New research has found that exposure to air pollution while in the womb is linked to the development of certain mental health issues in adolescence. The University of Bristol-led study, published in JAMA Network Open on May 28, examined the long-term mental health impact of early-life exposure to air and noise pollution.

Growing evidence suggests that air pollution, which includes toxic gases and particulate matter, might contribute to mental health problems. It is believed that pollution could negatively affect mental health through several pathways, such as compromising the blood-brain barrier, promoting neuroinflammation and oxidative stress, and directly entering the brain and damaging tissue.

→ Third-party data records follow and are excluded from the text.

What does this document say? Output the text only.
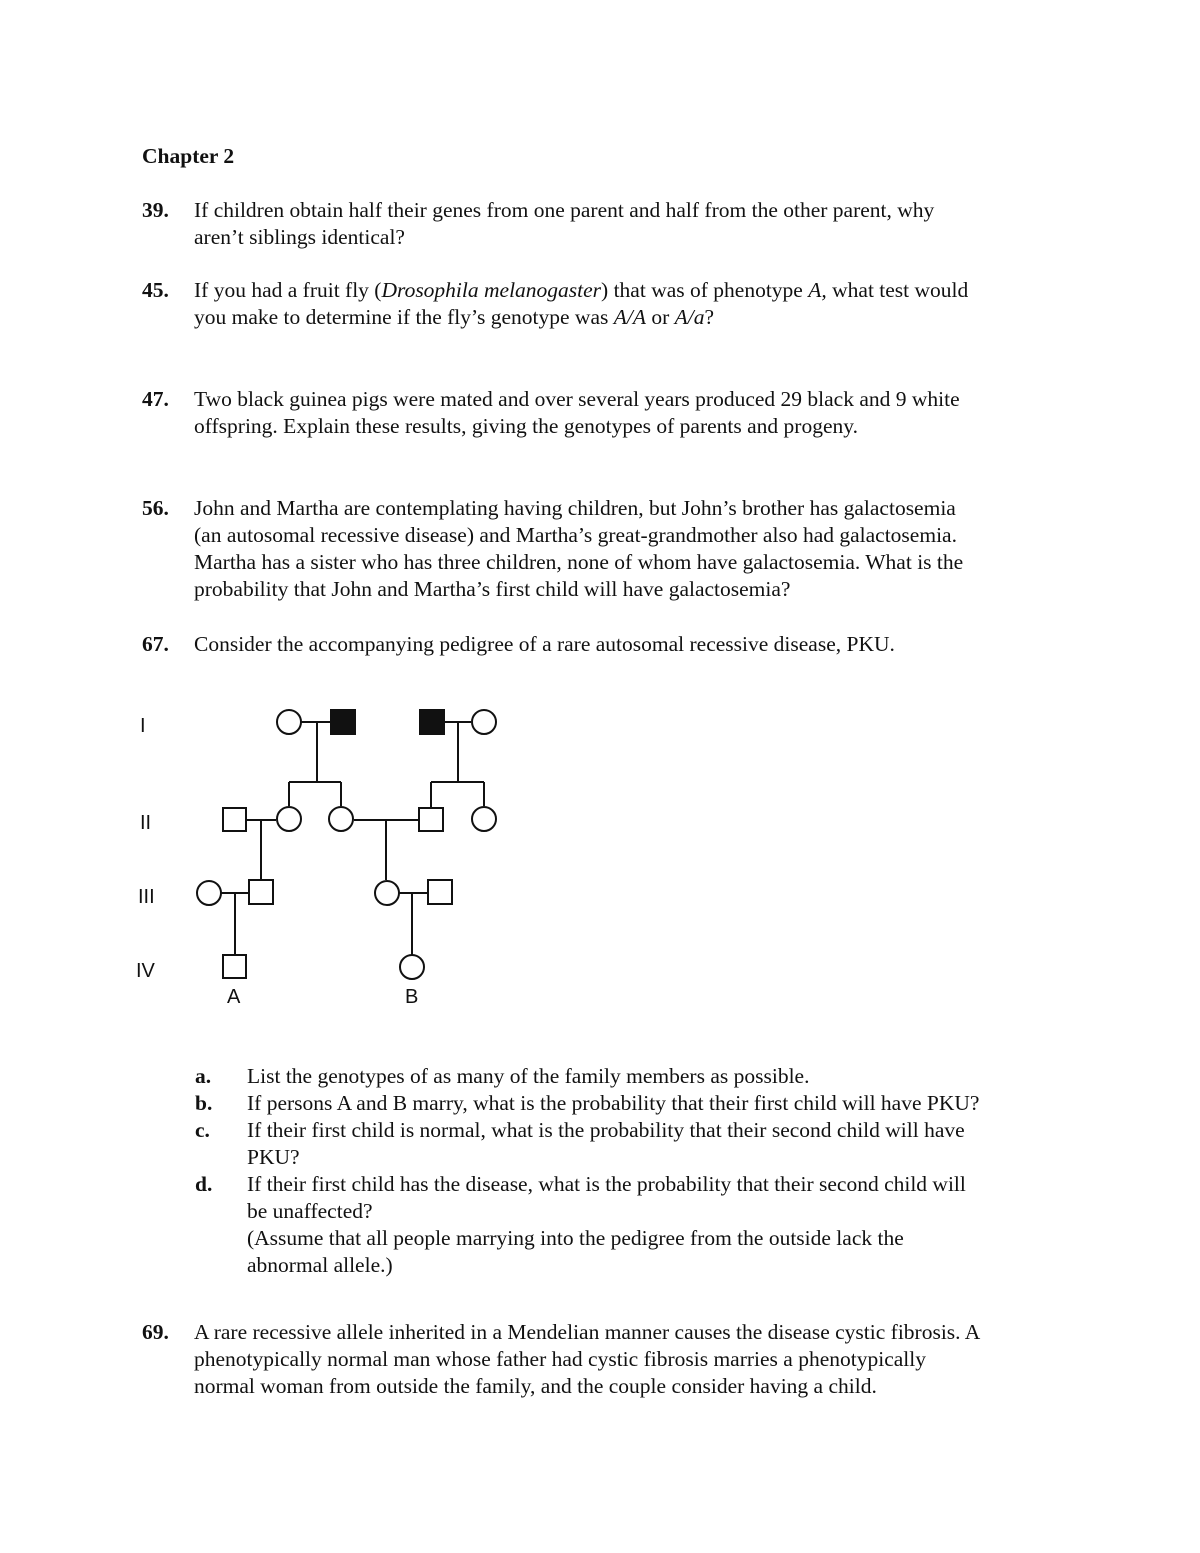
Chapter 2
39.	If children obtain half their genes from one parent and half from the other parent, why
aren’t siblings identical?
45.	If you had a fruit fly (Drosophila melanogaster) that was of phenotype A, what test would
you make to determine if the fly’s genotype was A/A or A/a?
47.	Two black guinea pigs were mated and over several years produced 29 black and 9 white
offspring. Explain these results, giving the genotypes of parents and progeny.
56.	John and Martha are contemplating having children, but John’s brother has galactosemia
(an autosomal recessive disease) and Martha’s great-grandmother also had galactosemia.
Martha has a sister who has three children, none of whom have galactosemia. What is the
probability that John and Martha’s first child will have galactosemia?
67.	Consider the accompanying pedigree of a rare autosomal recessive disease, PKU.
I
II
III
IV
A	B
a. List the genotypes of as many of the family members as possible.
b. If persons A and B marry, what is the probability that their first child will have PKU?
c. If their first child is normal, what is the probability that their second child will have
PKU?
d. If their first child has the disease, what is the probability that their second child will
be unaffected?
(Assume that all people marrying into the pedigree from the outside lack the
abnormal allele.)
69.	A rare recessive allele inherited in a Mendelian manner causes the disease cystic fibrosis. A
phenotypically normal man whose father had cystic fibrosis marries a phenotypically
normal woman from outside the family, and the couple consider having a child.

Despite adolescence being a critical period for the onset of mental health problems, relatively few studies have explored the associations between early-life exposure to air and noise pollution and mental health. This new study aimed to investigate the long-term impact of such exposures during pregnancy, early childhood, and adolescence on three common mental health issues: psychotic experiences (including hallucinations and delusions), depression, and anxiety.

The researchers used data from over 9,000 participants from Bristol’s Children of the 90s birth cohort study (also known as the Avon Longitudinal Study of Parents and Children), which followed the lives of over 14,000 pregnant women from the Bristol area who were recruited between 1991 and 1992.

By linking participants’ early childhood data with their mental health reports at ages 13, 18, and 24, researchers mapped these data against outdoor air and noise pollution levels in South West England at different times. They found that even small increases in fine particulate matter during pregnancy and childhood were associated with more psychotic experiences and depression symptoms in teenage years and early adulthood. These associations persisted after accounting for related risk factors such as family psychiatric history, socioeconomic status, and other area-level factors like population density, deprivation, greenspace, and social fragmentation.

Specifically, the study found that every 0.72 micrograms per cubic meter increase in fine particulate matter (PM2.5) during pregnancy and childhood was associated with an 11% and 9% increased odds of psychotic experiences, respectively, and a 10% increased odds of depression when exposure occurred during pregnancy. Higher noise pollution exposure in childhood and teenage years was linked to more anxiety symptoms.

Dr. Joanne Newbury, Sir Henry Wellcome Postdoctoral Research Fellow in the University’s Bristol Medical School: Population Health Sciences (PHS) and the study’s lead author, emphasized the significance of these findings: “Childhood, adolescence, and early adulthood are critical periods for the development of psychiatric disorders. Our findings add to a growing body of evidence suggesting a detrimental impact of air pollution (and potentially noise pollution) on mental health. This is a major concern, as air pollution is common and rates of mental health problems are increasing globally. Given that pollution is preventable, interventions like low emissions zones could improve mental health, particularly for vulnerable groups like pregnant women and children.”

Dr. Newbury also noted that these findings do not prove a causal association by themselves, but other recent studies have shown positive mental health impacts from low emissions zones.

The research, which included collaborators from King’s College London, University College London, and Cardiff University, was funded by the University of Bristol, Wellcome, the Economic and Social Research Council (ESRC), the Medical Research Council (MRC), the National Institute for Health and Care Research (NIHR), and the Natural Environment Research Council (NERC).